3h10 pour Yuma

de James Mangold, 2007, ****

En sché­ma­ti­sant, il y a trois wes­terns. Le clas­sique, amé­ri­cain, avec un ou des héros forts et des méchants bien iden­ti­fiés. Le spa­ghet­ti, ita­lien, plus ver­sé dans le second degré et géné­ra­le­ment très ambi­gu avec des héros à moi­tié hon­nêtes et des méchants à moi­tié sym­pas. Le moderne, amé­ri­cain, avec un héros fort mais tor­tu­ré, désa­bu­sé ou cynique, et des méchants bien méchants. Pensez Alamo, Le bon, la brute et le truand et Open range pour bien saisir.

Le wes­tern spa­ghet­ti est le plus inven­tif des trois, allant du très grand film inat­ta­quable (Il était une fois dans l’Ouest) à la paro­die lou­foque (On l’ap­pelle Trinita). Il a du coup ins­pi­ré des géné­ra­tions de réa­li­sa­teurs sur toute la pla­nète, qui font ce qu’on pour­rait appe­ler des « wes­terns kim­chi » (Le bon, la brute, le cin­glé), des « wes­terns dim sum » (Vengeance), des « wes­terns bouilla­baisse » (Les insou­mis)…

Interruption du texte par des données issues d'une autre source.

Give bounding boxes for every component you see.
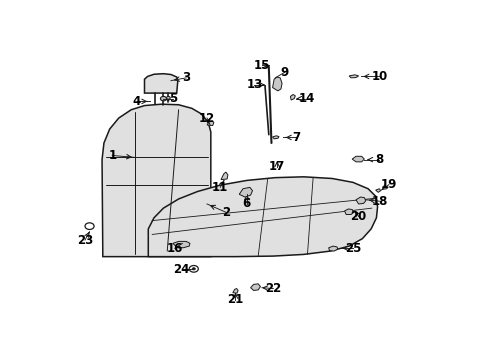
Polygon shape [173,242,189,248]
Polygon shape [355,197,365,204]
Text: 7: 7 [291,131,300,144]
Circle shape [192,268,195,270]
Text: 2: 2 [222,206,229,219]
Text: 9: 9 [280,66,288,79]
Circle shape [160,96,166,101]
Polygon shape [344,209,353,215]
Polygon shape [328,246,337,251]
Polygon shape [221,172,227,180]
Polygon shape [348,75,358,78]
Text: 13: 13 [246,78,262,91]
Text: 23: 23 [77,234,93,247]
Text: 25: 25 [344,242,360,255]
Text: 17: 17 [268,160,285,173]
Text: 15: 15 [253,59,269,72]
Text: 4: 4 [133,95,141,108]
Polygon shape [272,77,282,91]
Text: 6: 6 [242,198,250,211]
Polygon shape [148,177,377,257]
Polygon shape [250,284,260,291]
Text: 16: 16 [166,242,183,255]
Polygon shape [206,121,213,126]
Polygon shape [351,156,364,162]
Text: 1: 1 [108,149,116,162]
Polygon shape [102,104,210,257]
Text: 12: 12 [199,112,215,125]
Text: 10: 10 [370,70,387,83]
Polygon shape [272,136,279,139]
Polygon shape [290,94,295,100]
Text: 21: 21 [227,293,243,306]
Text: 20: 20 [350,210,366,223]
Text: 24: 24 [173,262,189,276]
Polygon shape [144,74,178,93]
Text: 8: 8 [375,153,383,166]
Circle shape [166,96,170,99]
Polygon shape [239,187,252,197]
Text: 22: 22 [264,282,281,295]
Text: 18: 18 [370,195,387,208]
Polygon shape [232,288,238,293]
Text: 14: 14 [298,92,314,105]
Text: 5: 5 [168,92,177,105]
Text: 19: 19 [380,178,396,191]
Text: 3: 3 [182,71,190,84]
Polygon shape [375,189,380,192]
Text: 11: 11 [212,181,228,194]
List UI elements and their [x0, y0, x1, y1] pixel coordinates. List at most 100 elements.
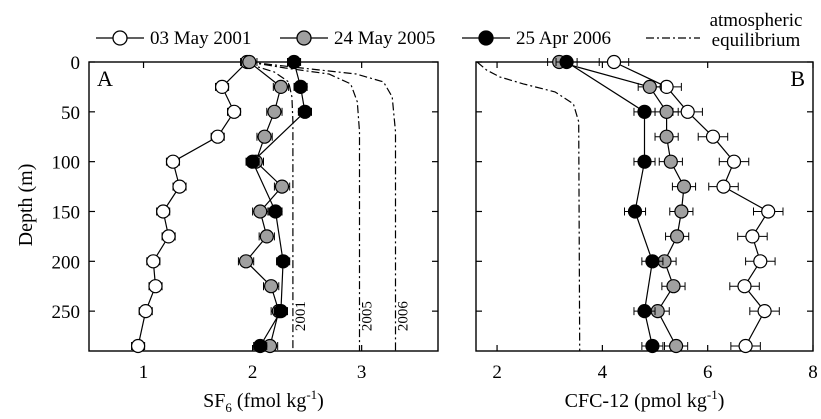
equilibrium-year-label-a: 2005 [360, 301, 376, 331]
data-point-s2006-b [637, 154, 652, 169]
equilibrium-curve-a [248, 61, 397, 351]
data-point-s2001-a [210, 129, 225, 144]
y-tick-label: 0 [71, 53, 81, 74]
data-point-s2005-a [264, 279, 279, 294]
data-point-s2001-b [659, 79, 674, 95]
x-tick-label-b: 2 [492, 362, 502, 383]
data-point-s2006-a [276, 254, 291, 269]
x-axis-label-b: CFC-12 (pmol kg-1) [565, 387, 725, 412]
legend-marker-s2001 [112, 30, 128, 46]
legend-label-equilibrium-2: equilibrium [712, 30, 801, 51]
data-point-s2005-a [267, 104, 282, 119]
data-point-s2005-a [259, 229, 274, 244]
data-point-s2001-b [757, 304, 772, 319]
plot-frame-b [475, 61, 814, 352]
data-point-s2005-a [274, 179, 290, 194]
series-line-s2005-a [245, 61, 283, 347]
data-point-s2006-a [286, 54, 302, 70]
data-point-s2001-a [165, 154, 181, 169]
data-point-s2006-b [559, 54, 574, 70]
data-point-s2006-a [253, 338, 268, 354]
data-point-s2005-a [238, 254, 254, 269]
data-point-s2006-b [637, 304, 652, 319]
data-point-s2001-b [680, 104, 695, 119]
legend-marker-s2005 [296, 30, 312, 46]
data-point-s2001-a [172, 179, 187, 194]
legend-marker-s2006 [478, 30, 494, 46]
data-point-s2005-b [659, 129, 674, 144]
data-point-s2006-b [637, 104, 652, 119]
x-axis-label-sup-a: -1 [306, 387, 317, 402]
legend-label-equilibrium-1: atmospheric [710, 10, 803, 31]
data-point-s2006-a [293, 79, 308, 95]
data-point-s2001-b [606, 54, 622, 70]
x-tick-label-a: 3 [357, 362, 367, 383]
series-line-s2001-b [613, 61, 770, 347]
data-point-s2006-a [268, 204, 283, 219]
data-point-s2006-b [627, 204, 643, 219]
x-axis-label-main-a: SF [203, 390, 225, 412]
data-point-s2001-b [745, 229, 760, 244]
data-point-s2001-a [148, 279, 163, 294]
equilibrium-year-label-a: 2001 [293, 301, 309, 331]
series-line-s2005-b [559, 61, 685, 347]
legend-label-s2001: 03 May 2001 [150, 28, 251, 49]
panel-a: 1 2 3 0 50 100 150 200 250 A SF6 (fmol kg-1) 2001 20… [52, 53, 439, 415]
x-tick-label-b: 8 [808, 362, 818, 383]
data-point-s2001-b [705, 129, 721, 144]
data-point-s2001-b [716, 179, 731, 194]
data-point-s2006-b [645, 338, 660, 354]
data-point-s2001-a [138, 304, 153, 319]
y-tick-label: 50 [61, 103, 80, 124]
data-point-s2001-b [738, 338, 753, 354]
data-point-s2001-a [161, 229, 176, 244]
x-axis-label-sub-a: 6 [225, 400, 232, 414]
data-point-s2006-a [245, 154, 260, 169]
y-tick-label: 150 [52, 202, 81, 223]
x-axis-label-close-b: ) [718, 390, 725, 412]
data-point-s2005-a [253, 204, 268, 219]
y-axis-label-text: Depth (m) [15, 164, 37, 247]
x-axis-label-unit-a: (fmol kg [232, 390, 306, 412]
data-point-s2005-a [257, 129, 272, 144]
data-point-s2005-b [659, 104, 674, 119]
data-point-s2006-b [645, 254, 660, 269]
data-point-s2005-a [242, 54, 257, 70]
equilibrium-year-label-a: 2006 [396, 301, 412, 332]
x-axis-label-sup-b: -1 [707, 387, 718, 402]
data-point-s2005-b [669, 229, 685, 244]
data-point-s2001-b [737, 279, 752, 294]
data-point-s2005-b [674, 204, 689, 219]
equilibrium-curve-a [248, 61, 361, 351]
x-axis-label-main-b: CFC-12 [565, 390, 629, 412]
equilibrium-curve-a [247, 61, 294, 351]
x-axis-label-close-a: ) [317, 390, 324, 412]
legend-label-s2006: 25 Apr 2006 [516, 28, 611, 49]
y-tick-label: 250 [52, 302, 81, 323]
data-point-s2006-a [297, 104, 312, 119]
data-point-s2005-b [668, 338, 684, 354]
data-point-s2001-a [156, 204, 171, 219]
x-axis-label-a: SF6 (fmol kg-1) [203, 387, 324, 414]
x-tick-label-a: 2 [248, 362, 258, 383]
series-line-s2001-a [137, 61, 248, 347]
legend: 03 May 2001 24 May 2005 25 Apr 2006 atmosph… [96, 10, 802, 51]
y-tick-label: 100 [52, 153, 81, 174]
data-point-s2005-a [273, 79, 288, 95]
panel-letter-a: A [97, 66, 113, 91]
y-axis-label: Depth (m) [15, 164, 37, 247]
equilibrium-curve-b [476, 61, 581, 352]
data-point-s2001-b [726, 154, 742, 169]
data-point-s2001-a [131, 338, 146, 354]
data-point-s2005-b [663, 154, 678, 169]
legend-label-s2005: 24 May 2005 [334, 28, 435, 49]
x-tick-label-b: 4 [598, 362, 608, 383]
y-tick-label: 200 [52, 252, 81, 273]
data-point-s2001-a [215, 79, 230, 95]
data-point-s2005-b [676, 179, 692, 194]
data-point-s2001-b [761, 204, 776, 219]
data-point-s2006-a [273, 304, 288, 319]
data-point-s2005-b [642, 79, 657, 95]
data-point-s2001-a [227, 104, 242, 119]
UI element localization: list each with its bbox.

Tout ceci pour dire que ce remake de 3h10 pour Yuma de Delmer Daves est quand même lar­ge­ment un « wes­tern ham­bur­ger ». On retrouve le héros sombre et bles­sé, même s’il est un peu moins ambi­gu que dans un vrai spa­ghet­ti ; on retrouve le méchant fran­che­ment pas méchant et très faux cynique en fait, et l’es­pèce de res­pect foi­reux qu’il y a entre les deux. On retrouve un thème musi­cal aisé­ment iden­ti­fiable, dans un style très « mor­ri­co­nien », et une mise en scène alter­nant lan­guis­santes mises en places sui­vies d’ac­cé­lé­ra­tions bru­tales pour les scènes d’ac­tion. On retrouve les plans pano­ra­miques se ter­mi­nant sur un per­son­nage, les gros plans sur les yeux en légère contre-plon­gée, les dia­logues soi­gnés tein­tés de cynisme et d’hu­mour noir.

Bien sûr, on peut le clas­ser dans les wes­terns modernes, avec Impitoyable (autre his­toire de fer­mier qui reprend le sen­tier de la guerre) et Open range. Mais il y a vrai­ment trop d’in­gré­dients du spa­ghet­ti, dans les cadrages et le mon­tage en par­ti­cu­lier, pour qu’on puisse ne pas le mentionner.

À côté de ça, les inter­ro­ga­tions sur les limites de la morale, de l’hé­roïsme, des valeurs à trans­mettre à nos enfants sont bien gérées, l’am­biance du huis-clos qui pré­cède le com­bat final est fort réus­sie et l’en­semble est très bien fice­lé. Et même Russell Crowe joue bien.

Du coup, c’est un film de genre, mais pour les ama­teurs, c’est du solide.